Few years ago we tried to use cheap SATA disks in HP disk enclosures as “cheap storage” (where information isn’t so important). Idea failed – none of disks tested supported TLER (~500x Samsung 1TB, ~200x Western Digital 1TB); and SmartArray controllers can’t handle such issues (disks tried to fix their issues for long time, controller decided that disk is dead, rebuild started, next disk dies, etc).
OK, TLER issue can’t be fixed (at least, without disk firmware disassembly), but what is causing disks to generate such amount of internal errors (1-2 disks in one 25-disk enclosure/week)?
Those disks are out-of service, so i disassembled few of them to check. So….
Samsung, 3-y old disk, used in datacenter environment (everything – temperature, humidity, dust – is tightly controlled). See contact pads on bottom from reading heads?
Motor pads are top-left – bigger current is here. But they are clean…. Data (head position feedback and control, data after pre-amp) pads are on bottom, we have very low current here, but they are corroded… Contact resistance is in range 0…50Î© (!). What?
Tested SAS disk, which died some time ago (well, at least controller thinks so). This time – HP 72GB 2.5″. 7 year old….
Pads on left. Contact resistance 0..30Î© – a lot, but still better than Samsung (esp. considering disk age).

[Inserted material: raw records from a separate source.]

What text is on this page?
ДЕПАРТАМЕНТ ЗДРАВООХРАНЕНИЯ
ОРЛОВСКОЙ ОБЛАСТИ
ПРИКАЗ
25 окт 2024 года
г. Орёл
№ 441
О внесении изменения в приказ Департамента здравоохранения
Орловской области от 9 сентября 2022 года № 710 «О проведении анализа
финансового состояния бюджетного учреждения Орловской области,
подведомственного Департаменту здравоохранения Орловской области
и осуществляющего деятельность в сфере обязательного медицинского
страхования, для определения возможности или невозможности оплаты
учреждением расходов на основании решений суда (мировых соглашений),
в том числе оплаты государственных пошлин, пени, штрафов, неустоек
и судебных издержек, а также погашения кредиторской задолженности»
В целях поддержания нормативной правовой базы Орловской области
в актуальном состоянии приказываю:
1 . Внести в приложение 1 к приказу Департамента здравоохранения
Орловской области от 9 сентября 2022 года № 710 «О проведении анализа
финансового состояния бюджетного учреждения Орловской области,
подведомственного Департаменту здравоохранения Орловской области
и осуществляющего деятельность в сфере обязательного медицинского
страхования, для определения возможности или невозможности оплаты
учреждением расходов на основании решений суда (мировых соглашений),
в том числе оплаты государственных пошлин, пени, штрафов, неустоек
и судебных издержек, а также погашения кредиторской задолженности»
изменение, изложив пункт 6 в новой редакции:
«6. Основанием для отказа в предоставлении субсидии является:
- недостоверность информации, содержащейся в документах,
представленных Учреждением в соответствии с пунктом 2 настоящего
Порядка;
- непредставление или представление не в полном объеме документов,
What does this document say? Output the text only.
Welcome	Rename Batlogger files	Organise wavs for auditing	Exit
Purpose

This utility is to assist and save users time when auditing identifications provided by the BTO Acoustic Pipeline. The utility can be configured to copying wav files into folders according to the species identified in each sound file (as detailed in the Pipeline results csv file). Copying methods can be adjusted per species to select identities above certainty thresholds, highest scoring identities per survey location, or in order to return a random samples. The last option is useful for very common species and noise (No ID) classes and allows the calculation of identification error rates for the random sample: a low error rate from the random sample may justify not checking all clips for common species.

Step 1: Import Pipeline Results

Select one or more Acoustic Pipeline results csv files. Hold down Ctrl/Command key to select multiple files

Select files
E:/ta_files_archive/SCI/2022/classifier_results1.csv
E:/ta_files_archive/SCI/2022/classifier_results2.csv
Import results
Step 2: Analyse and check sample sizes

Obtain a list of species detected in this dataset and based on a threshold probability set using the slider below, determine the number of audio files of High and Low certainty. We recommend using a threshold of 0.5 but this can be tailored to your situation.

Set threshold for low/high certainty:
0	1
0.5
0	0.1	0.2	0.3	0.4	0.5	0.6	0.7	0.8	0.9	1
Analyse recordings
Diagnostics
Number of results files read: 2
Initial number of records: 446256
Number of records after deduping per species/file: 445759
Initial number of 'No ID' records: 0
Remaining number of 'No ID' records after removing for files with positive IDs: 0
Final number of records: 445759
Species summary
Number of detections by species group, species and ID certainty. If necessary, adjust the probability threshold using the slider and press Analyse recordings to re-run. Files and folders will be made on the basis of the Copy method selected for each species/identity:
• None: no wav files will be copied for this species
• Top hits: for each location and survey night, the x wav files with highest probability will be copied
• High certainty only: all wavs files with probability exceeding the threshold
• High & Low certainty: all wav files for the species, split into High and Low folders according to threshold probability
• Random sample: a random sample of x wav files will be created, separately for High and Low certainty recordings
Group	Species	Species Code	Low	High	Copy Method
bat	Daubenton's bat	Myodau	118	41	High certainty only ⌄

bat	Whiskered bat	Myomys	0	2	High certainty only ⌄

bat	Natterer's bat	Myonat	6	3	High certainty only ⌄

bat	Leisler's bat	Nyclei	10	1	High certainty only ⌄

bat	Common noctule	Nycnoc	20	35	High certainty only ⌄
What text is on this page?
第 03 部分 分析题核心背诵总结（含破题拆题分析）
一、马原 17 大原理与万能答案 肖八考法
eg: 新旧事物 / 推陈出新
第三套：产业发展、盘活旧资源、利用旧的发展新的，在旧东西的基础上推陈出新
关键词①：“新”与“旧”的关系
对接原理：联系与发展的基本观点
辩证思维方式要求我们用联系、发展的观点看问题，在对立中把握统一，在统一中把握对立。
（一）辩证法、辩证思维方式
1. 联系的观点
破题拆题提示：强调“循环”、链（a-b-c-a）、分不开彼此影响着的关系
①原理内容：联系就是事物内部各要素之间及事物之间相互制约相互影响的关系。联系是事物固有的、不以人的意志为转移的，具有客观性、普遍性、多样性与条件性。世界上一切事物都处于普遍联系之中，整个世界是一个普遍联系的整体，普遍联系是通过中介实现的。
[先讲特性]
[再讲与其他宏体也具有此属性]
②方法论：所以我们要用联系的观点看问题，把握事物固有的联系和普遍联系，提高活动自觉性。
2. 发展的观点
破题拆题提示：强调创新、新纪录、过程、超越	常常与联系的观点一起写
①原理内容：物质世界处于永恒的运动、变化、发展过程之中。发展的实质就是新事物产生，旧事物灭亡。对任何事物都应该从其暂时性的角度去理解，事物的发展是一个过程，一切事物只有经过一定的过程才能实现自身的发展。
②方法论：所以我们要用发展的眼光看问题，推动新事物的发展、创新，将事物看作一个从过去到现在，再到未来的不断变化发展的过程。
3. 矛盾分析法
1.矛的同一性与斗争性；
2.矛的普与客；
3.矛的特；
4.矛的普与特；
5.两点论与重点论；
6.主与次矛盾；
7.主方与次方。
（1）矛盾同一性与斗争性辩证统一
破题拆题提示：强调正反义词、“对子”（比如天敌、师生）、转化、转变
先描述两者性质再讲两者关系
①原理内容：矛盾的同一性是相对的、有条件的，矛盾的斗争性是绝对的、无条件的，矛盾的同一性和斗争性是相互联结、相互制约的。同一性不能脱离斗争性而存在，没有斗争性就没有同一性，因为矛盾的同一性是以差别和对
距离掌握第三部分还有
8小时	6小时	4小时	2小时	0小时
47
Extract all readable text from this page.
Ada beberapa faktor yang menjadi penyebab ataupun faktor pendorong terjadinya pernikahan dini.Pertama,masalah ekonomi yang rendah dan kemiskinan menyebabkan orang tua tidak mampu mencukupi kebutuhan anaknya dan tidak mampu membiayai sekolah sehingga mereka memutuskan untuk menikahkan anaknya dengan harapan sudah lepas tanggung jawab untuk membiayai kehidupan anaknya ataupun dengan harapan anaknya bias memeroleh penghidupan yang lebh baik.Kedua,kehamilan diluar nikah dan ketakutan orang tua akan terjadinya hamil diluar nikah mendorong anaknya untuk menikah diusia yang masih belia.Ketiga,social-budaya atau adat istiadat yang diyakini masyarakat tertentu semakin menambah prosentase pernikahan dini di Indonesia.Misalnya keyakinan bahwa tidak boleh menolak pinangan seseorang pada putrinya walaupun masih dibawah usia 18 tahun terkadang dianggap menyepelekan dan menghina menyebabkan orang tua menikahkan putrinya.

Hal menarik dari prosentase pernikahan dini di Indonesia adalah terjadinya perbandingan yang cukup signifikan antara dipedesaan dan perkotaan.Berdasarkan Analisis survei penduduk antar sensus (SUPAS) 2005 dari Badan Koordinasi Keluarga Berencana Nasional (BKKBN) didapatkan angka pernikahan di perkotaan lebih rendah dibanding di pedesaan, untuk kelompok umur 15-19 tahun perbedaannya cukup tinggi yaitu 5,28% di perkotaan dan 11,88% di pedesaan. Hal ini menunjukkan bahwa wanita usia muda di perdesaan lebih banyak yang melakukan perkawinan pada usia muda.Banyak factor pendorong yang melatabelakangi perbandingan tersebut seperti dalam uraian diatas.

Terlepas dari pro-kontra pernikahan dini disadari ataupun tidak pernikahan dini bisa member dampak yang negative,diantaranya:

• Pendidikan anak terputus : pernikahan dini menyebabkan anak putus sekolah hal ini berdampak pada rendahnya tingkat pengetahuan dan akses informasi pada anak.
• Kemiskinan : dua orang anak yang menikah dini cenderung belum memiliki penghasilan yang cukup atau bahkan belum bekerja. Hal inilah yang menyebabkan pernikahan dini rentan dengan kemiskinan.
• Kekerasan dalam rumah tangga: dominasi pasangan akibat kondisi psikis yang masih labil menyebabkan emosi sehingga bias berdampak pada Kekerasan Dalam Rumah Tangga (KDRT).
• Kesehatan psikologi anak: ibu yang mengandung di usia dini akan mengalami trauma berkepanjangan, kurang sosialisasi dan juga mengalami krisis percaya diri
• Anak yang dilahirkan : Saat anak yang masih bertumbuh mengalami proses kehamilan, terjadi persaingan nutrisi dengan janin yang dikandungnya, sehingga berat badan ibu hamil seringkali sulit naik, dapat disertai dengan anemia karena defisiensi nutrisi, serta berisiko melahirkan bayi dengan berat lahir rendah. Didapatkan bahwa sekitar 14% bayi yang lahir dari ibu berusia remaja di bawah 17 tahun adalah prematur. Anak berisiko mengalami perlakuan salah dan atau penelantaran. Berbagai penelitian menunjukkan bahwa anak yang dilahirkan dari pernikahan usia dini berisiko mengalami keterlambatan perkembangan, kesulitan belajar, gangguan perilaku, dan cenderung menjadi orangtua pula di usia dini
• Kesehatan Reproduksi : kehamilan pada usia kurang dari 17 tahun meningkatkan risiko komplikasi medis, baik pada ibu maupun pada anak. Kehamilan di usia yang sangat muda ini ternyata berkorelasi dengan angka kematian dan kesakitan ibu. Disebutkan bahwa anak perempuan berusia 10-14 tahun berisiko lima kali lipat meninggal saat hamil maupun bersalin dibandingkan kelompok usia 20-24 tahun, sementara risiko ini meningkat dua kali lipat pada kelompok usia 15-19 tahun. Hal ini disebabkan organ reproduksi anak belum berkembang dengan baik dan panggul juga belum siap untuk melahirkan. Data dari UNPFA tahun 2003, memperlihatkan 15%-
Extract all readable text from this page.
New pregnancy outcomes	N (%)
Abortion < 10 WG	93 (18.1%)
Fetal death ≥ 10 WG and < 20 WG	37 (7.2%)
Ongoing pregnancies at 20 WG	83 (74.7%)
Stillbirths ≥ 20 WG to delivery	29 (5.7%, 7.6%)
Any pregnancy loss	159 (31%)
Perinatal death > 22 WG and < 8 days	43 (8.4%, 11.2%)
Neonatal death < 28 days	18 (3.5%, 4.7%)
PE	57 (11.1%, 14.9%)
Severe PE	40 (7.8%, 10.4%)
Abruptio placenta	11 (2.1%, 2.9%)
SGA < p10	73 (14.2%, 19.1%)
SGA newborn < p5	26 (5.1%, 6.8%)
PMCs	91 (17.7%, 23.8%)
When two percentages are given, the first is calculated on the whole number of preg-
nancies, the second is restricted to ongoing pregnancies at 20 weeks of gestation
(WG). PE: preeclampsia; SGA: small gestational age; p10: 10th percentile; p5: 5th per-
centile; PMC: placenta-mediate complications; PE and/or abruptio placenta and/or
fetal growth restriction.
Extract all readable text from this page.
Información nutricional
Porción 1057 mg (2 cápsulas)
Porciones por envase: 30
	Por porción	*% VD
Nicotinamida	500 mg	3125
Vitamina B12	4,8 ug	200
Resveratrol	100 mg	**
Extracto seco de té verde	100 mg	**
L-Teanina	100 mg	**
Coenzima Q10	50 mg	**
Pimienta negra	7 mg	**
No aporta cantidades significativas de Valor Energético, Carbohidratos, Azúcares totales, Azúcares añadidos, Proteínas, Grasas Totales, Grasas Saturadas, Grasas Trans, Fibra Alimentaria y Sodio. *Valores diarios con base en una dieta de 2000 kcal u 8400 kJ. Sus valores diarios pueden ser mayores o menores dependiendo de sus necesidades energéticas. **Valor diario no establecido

Working (but useless) disk – 8y old 146GB SAS. 8 years, check data pads:
Like new. And disk is still working….
Cleaned pads on one “failed” 1TB Samsung – working so far! =)
So, TL;DR – i think that at least some failures are caused by corroded contacts (probably bad design issue – different metals, incorrect pad thickness and so on). They aren’t so usefull now (too old), but if they corrode so much in 2-3y (in datacenter environment), they should die a lot in laptops… Check PCB pads (require T5 screwdriver), clean them and… Maybe HDD will live again?